TravelPlanner tests planning including finding flights
In TravelPlanner, models must generate detailed itineraries based on specific user requests. They must take into account user requirements such as budget and room type, as well as implicit "common sense" constraints, such as choosing different restaurants or sights along the way.
The challenges for the models are complex: they must make long-term and interdependent decisions, take into account explicit and implicit constraints, and proactively gather and evaluate information.
The team tested several large language models, including GPT-3.5-Turbo, GPT-4-Turbo, and Gemini Pro, as well as the open-source models Mistral-7B-32K and Mixtral-8x7B-MoE.
Even GPT-4 fails the new benchmark
The results show that even the most advanced model, GPT-4-Turbo, only achieved a success rate of 0.6%. Other models were unable to complete a single task. The results clearly show that current AI models alone are not able to achieve human-level performance in complex, multi-faceted planning.

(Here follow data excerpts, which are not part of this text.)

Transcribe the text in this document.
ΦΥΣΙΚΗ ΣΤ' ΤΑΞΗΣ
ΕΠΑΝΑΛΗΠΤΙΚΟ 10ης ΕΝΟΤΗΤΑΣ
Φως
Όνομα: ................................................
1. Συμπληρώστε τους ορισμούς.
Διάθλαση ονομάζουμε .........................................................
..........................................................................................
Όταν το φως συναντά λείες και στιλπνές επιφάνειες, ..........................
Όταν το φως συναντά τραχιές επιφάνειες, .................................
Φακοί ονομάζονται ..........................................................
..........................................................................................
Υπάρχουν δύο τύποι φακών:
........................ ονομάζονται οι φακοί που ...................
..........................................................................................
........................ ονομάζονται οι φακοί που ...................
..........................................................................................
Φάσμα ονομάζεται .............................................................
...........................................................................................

According to the team, models need to be better able to understand and integrate complex requirements, gather external information more efficiently, and make better use of tools. The researchers also suggest that performance could be improved by enhancing memory capabilities. In addition, the development of advanced planning strategies and training with realistic scenarios, supplemented by interactive learning, are important to enable continuous improvement, they say.
TravelPlanner therefore represents a significant challenge and opportunity for the development of future AI systems: An AI system that cracks the benchmark would bring AI research one step closer to human planning capabilities.